The march started at the SABC Park and move to the office of the Premier.
The COSATU provincial secretary, Gerald Twala, says they’ve resorted to a shutdown after government’s failure to listen to the workers.
Twala says, “The reason of our shutdown is that once workers go to the street it becomes the last resort. We have actually been engaging for a very long time with our government on many socio-economic and work challenges and the government is not listening.

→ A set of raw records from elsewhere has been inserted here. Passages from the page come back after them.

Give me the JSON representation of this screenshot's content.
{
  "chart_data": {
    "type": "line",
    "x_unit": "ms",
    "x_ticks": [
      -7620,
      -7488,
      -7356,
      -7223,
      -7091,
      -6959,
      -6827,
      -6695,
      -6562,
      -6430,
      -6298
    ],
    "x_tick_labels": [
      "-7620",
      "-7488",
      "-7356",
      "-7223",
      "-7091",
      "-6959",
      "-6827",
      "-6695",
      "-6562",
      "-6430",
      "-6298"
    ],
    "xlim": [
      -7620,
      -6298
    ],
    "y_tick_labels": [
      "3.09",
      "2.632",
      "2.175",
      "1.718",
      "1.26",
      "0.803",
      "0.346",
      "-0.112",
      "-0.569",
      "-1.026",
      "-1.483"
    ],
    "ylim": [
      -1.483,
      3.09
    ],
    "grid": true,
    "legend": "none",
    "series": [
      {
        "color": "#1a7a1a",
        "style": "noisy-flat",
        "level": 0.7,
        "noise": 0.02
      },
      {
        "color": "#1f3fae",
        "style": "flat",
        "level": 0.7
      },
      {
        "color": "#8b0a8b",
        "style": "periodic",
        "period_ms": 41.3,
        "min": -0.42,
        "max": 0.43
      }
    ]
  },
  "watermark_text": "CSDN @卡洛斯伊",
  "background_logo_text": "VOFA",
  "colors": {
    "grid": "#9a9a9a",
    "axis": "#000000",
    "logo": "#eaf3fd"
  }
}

We think government is failing to address many of socio-economic challenges faced by our people especially workers in particular.”
In Jouberton near Klerksdorp in the North West, educational and health facilities, as well as taxis, are operating normally despite the national shutdown.
However, COSATU provincial secretary Kopano Konopi says schools will be shut down later in the day, when they start their march to the Employment and Labour Department, to hand over a memorandum.
Schools, clinics and hospitals are operating as normal, and seemingly not bothered by Cosatu’s national shutdown on the economy.
Cosatu says schools will be closed later, but on Wednesday morning, it looks like the shutdown message, seems to have fallen on deaf ears, as many are carrying on with their daily activities.